Now it operates along with a dedicated satellite carrying the same receiver. The Station’s Columbus laboratory is being used to track Automatic Identification System (AIS) signals from ships at sea. AIS is, in a way, the marine equivalent of the air traffic control system, with commercial vessels mandated to carry AIS transponders. Switched on in June, ESA’s ‘Columbus AIS’ (COLAIS) project involves two different receivers sharing the same external antenna. The Norwegian Defence Research Establishment (FFI) and Kongsberg Seatex are responsible for the NORAIS receiver being employed for the first three months of operations, switching to the LUXAIS receiver in September, which has been developed by Luxembourg-based LuxSpace and EmTroniX.

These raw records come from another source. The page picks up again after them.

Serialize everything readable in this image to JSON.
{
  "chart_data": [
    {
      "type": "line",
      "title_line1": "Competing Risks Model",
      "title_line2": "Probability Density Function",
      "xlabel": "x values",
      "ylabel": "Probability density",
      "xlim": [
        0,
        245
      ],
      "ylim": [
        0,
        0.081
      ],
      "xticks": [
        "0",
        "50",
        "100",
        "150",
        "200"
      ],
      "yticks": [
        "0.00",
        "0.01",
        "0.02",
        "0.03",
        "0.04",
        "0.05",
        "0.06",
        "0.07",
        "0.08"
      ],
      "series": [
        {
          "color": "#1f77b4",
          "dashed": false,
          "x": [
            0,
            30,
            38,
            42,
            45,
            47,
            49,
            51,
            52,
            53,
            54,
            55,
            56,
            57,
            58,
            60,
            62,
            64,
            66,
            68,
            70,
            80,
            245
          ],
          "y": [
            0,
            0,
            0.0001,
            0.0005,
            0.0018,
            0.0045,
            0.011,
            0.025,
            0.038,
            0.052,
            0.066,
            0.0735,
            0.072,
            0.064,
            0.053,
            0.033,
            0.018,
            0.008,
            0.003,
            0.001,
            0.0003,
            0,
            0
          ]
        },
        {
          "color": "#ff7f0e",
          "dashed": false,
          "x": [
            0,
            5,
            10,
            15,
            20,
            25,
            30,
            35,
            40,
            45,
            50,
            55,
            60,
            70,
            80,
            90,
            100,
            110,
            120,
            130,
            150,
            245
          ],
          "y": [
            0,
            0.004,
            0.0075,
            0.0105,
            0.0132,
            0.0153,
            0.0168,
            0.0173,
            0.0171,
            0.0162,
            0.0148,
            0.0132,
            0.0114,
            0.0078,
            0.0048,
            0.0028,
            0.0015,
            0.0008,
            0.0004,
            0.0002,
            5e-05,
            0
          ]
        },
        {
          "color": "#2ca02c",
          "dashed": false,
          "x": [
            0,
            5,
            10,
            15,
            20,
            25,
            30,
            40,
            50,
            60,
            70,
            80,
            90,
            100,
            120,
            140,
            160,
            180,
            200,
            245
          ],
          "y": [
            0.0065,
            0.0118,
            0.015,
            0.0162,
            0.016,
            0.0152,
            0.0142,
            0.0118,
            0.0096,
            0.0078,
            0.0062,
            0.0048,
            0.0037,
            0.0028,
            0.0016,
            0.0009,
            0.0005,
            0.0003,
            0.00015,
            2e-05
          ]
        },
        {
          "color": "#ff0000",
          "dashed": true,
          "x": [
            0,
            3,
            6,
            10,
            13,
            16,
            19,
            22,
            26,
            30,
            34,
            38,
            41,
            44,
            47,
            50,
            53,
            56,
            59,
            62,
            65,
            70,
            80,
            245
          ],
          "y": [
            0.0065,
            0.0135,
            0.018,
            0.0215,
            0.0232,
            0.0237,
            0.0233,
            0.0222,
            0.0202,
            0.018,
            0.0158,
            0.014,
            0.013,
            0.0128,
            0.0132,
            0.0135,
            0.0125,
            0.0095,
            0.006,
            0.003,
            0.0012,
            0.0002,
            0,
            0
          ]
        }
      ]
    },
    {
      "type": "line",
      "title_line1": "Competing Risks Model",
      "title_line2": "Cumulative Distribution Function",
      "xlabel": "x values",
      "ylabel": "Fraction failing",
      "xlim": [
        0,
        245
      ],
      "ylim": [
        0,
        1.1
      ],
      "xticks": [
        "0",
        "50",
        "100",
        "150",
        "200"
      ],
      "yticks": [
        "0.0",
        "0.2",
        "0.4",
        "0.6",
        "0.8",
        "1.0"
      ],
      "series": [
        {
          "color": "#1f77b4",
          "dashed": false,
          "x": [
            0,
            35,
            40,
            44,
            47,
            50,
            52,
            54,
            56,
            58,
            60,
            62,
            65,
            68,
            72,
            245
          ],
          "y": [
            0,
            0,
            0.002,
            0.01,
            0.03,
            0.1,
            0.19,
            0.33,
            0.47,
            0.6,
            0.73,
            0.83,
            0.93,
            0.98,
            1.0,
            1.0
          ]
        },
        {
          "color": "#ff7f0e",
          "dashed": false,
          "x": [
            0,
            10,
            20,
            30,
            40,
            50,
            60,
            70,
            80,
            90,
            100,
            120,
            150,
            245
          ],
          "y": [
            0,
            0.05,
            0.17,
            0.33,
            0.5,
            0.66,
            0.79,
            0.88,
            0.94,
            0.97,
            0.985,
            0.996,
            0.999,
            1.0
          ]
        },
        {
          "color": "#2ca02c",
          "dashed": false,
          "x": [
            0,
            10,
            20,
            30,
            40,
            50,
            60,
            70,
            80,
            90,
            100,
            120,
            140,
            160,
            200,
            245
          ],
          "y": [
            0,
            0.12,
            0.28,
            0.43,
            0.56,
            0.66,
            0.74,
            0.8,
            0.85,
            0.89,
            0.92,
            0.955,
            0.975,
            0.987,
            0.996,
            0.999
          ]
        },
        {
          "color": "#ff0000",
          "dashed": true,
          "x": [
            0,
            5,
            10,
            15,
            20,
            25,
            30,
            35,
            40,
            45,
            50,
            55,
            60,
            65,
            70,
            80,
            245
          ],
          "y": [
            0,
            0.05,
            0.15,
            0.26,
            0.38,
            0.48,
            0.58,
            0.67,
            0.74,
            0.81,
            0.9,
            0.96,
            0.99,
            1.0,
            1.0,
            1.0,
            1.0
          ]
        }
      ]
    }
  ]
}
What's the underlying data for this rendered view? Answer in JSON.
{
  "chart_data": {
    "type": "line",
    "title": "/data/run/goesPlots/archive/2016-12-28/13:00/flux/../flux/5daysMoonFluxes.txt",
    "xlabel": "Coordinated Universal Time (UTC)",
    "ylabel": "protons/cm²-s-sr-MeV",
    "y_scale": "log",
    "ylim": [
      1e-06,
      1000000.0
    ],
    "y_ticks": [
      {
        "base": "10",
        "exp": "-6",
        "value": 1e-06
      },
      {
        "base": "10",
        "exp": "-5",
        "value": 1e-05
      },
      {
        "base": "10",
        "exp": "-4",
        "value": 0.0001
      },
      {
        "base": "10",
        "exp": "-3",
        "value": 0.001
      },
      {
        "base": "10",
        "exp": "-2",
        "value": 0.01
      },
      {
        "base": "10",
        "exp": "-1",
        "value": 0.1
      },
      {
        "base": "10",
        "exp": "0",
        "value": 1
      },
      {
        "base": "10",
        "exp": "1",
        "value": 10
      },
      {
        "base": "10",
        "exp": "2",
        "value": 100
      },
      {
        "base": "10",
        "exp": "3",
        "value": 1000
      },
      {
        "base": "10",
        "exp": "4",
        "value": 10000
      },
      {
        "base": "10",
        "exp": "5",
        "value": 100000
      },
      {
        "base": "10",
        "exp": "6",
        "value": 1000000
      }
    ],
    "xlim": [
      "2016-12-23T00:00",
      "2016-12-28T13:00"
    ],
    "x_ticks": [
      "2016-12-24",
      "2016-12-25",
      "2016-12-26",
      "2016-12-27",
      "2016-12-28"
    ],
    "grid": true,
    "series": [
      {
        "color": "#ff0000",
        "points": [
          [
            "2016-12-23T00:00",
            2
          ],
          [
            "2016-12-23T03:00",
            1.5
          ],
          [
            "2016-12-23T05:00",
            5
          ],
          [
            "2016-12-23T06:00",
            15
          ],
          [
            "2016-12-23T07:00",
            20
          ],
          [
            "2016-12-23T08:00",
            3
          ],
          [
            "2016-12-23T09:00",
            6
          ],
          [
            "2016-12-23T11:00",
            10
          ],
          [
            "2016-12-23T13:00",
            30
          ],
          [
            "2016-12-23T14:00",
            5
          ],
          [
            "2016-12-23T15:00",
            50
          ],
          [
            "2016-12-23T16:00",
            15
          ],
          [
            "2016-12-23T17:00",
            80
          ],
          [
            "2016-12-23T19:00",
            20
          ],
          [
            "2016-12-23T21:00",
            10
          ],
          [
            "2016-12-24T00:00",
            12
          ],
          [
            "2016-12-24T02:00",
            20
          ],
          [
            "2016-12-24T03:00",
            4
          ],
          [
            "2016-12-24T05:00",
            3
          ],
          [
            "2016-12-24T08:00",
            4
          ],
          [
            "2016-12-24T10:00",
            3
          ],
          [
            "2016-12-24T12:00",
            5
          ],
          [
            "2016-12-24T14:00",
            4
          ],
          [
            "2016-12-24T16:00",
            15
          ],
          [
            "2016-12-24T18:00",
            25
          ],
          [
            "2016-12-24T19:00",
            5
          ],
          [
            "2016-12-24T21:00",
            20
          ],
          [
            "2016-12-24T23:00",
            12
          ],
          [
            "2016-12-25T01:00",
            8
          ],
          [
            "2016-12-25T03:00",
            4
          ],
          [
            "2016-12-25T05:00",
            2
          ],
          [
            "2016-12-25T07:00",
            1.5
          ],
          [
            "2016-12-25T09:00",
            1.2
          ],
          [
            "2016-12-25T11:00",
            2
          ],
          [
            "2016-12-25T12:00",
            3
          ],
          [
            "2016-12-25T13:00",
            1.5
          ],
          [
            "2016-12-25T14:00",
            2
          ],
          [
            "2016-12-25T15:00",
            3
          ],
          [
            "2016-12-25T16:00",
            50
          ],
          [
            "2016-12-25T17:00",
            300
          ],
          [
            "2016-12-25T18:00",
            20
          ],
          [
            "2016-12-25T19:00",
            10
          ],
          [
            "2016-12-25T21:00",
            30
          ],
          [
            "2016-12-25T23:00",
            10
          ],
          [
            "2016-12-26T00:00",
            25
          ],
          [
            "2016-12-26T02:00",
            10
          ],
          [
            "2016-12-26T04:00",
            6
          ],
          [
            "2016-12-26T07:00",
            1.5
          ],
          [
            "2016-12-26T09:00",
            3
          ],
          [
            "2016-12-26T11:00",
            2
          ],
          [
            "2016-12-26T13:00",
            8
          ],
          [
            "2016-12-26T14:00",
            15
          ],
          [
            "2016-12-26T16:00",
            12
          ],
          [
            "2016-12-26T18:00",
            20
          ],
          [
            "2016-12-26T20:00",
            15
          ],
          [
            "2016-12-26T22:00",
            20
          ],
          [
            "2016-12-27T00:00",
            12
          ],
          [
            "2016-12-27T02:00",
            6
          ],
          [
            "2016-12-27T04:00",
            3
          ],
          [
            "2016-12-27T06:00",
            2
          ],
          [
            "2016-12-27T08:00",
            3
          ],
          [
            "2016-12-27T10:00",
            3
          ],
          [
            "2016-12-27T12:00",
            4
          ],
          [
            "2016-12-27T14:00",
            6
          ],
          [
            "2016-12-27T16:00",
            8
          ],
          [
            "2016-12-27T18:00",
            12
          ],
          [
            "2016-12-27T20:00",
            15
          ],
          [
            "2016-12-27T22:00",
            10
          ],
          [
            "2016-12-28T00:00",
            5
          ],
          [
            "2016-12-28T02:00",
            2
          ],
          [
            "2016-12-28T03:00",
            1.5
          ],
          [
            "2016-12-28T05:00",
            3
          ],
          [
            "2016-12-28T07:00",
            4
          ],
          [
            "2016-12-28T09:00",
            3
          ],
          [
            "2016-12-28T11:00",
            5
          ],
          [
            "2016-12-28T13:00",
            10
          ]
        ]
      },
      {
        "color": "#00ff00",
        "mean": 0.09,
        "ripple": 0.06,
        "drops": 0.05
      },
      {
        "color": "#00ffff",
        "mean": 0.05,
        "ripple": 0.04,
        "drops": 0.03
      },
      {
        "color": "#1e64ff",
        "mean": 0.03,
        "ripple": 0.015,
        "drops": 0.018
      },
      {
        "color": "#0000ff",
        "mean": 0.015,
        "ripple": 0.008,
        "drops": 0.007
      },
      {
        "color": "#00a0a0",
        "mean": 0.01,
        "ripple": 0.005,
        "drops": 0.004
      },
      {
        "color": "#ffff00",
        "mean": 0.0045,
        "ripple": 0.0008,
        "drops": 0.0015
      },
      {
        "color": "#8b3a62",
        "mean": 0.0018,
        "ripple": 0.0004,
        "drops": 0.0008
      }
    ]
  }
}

The first Norwegian satellite developed in Norway, AISSat-1 was launched on 12 July 2010. It is being used to detect AIS signals from ocean-going traffic in conjunction with a comparable experiment aboard ESA's Columbus module of ISS. Credits: Norwegian Space Centre
AIS operates in a similar way to the mobile phone network: different transponders share radio channels by forming ‘self-organising cells’ on the same scale as the system’s range – about 40 nautical miles (70 km). If you fly over the ships in a plane, you will receive signals from neighbouring cells simultaneously, leading to co-channel interference. Fly over many more cells with a satellite and the result is extreme interference. “The challenge in space is that several AIS signals may arrive at the receiver at the same time, and we are testing to find out how to handle the resulting co-channel interference,” explained Mr. Eriksen. “Our receiver is what we call a software-defined radio, not a hardware-based analogue radio. The beauty of this approach is we update it with new algorithms that we test on the ground and then, when we’re happy we’ve made a step forward, we can upload the software to the ISS – or indeed our satellite – to create what is basically a second generation of receiver. The receivers in space are also being used to acquire samples of the unprocessed low-level signal which can then be downlinked for ground testing."